Interferon (IFN)-γ is indispensable in the resolution of cutaneous leishmaniasis (CL), while the Th2 cytokines IL-4, IL-10, and IL-13 mediate susceptibility. A recent study found that miR155, which promotes CD4⁺ Th1 response and IFN-γ production, is dispensable in the control of Leishmania donovani infection. Here, the role of miR155 in CL caused by L. major was investigated using miR155-deficient (miR155^−/−) mice. Infection was controlled significantly quicker in the miR155^−/− mice than in their wild-type (WT) counterparts, indicating that miR155 contributes to the pathogenesis of CL. Faster resolution of infection in miR155^−/− mice was associated with increased levels of Th1-associated IL-12 and IFN-γ and reduced production of Th2- associated IL-4, IL-10, and IL-13. Concentrations of IFN-γ⁺CD8⁺ T cells and natural killer cells in draining lymph nodes were significantly higher in the L. major−infected miR155^−/− mice than in the infected WT mice, as indicated by flow-cytometry. After in vitro IFN-γ stimulation, nitric oxide and IL-12 production were increased, IL-10 production was decreased, and parasite clearance was enhanced in L. major−infected miR155^−/− DCs compared to those in WT DCs. Furthermore, IFN-γ production from activated miR155^−/− T cells was significantly enhanced in L. major−infected miR155^−/− DCs. Together, these findings demonstrate that miR155 promotes susceptibility to CL caused by L. major by promoting Th2 response and inhibiting DC function.

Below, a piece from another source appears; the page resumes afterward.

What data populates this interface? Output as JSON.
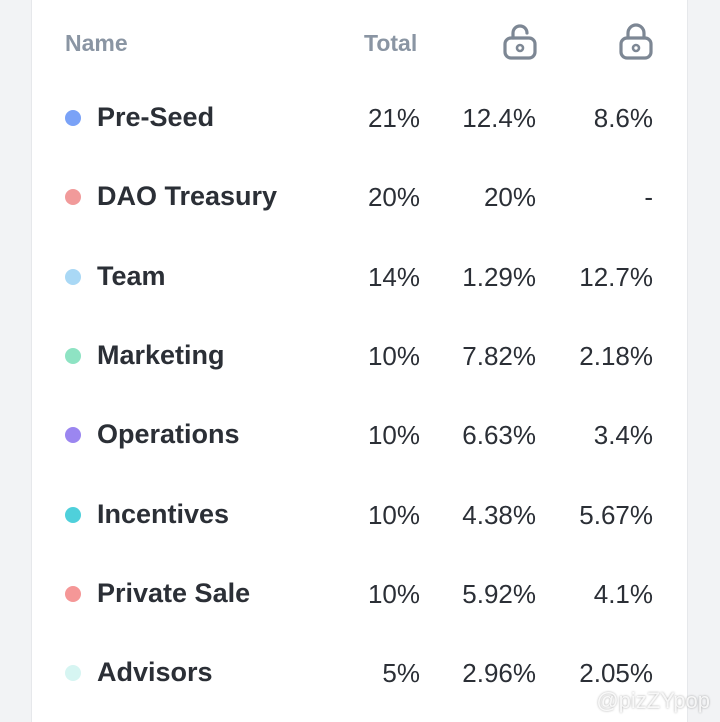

Leishmania are obligate intracellular protozoans that infect phagocytes and cause a spectrum of clinical diseases such as cutaneous leishmaniasis (CL) and visceral leishmaniasis. Common in the tropical and subtropical regions, leishmaniasis affects over 1 billion people worldwide, with an incidence of up to 1 million cases per year.¹ CL is the most common type of Leishmania infection, manifesting as localized skin lesions that can become chronic, leading to significant tissue destruction and disfigurement.^2,3 It is well documented that the induction of a Th1 response and interferon (IFN)-γ are indispensable in the resolution of CL caused by Leishmania major,⁴ whereas disease progression is associated with the induction of a Th2 response and the production of cytokines such as IL-4 and IL-10.⁵ Establishing a disease-resolving response in the host is largely dependent on the ability to mount an appropriate Th1 immune response.⁴ Crucial in this response is the stimulation and activation of DCs that direct T-cell proliferation and differentiation toward IFN-γ–producing Th1 cells.^6,7 In addition to activating of phagocytic cells, IFN-γ induces the production of reactive nitrogen species, specifically nitric oxide (NO), leading to enhanced parasite clearance.⁴miR155 is a recognized regulator of immune cell function and immune response. miR155 enhances macrophage and DC activation and induces inflammatory response,^8,9 and up-regulation of miR155 in CD4⁺ T cells promotes preferential Th1 differentiation and IFN-γ production¹⁰ by suppressing the expression of suppressor of cytokine signaling (SOCS)-1.11, 12, 13, 14 Conversely, miR155 gene–deficient mice exhibit diminished levels of Th1/Th17 cells, macrophages, and DCs.¹⁵ miR155 has also been shown to play a role in regulating effector Th2 response.16, 17, 18 Collectively, these findings suggest that miR155 regulates both Th1 and Th2 responses, which control the outcome of CL caused by L. major. Therefore, the role of miR155 in immunity to L. major using miR155^−/− mice was investigated in the present study. The findings show that miR155 is not required for the induction of a Th1 response and IFN-γ in L. major infection. Rather, miR155 plays a disease-exacerbating role in CL by attenuating DC function and Th1 response and promoting Th2 response.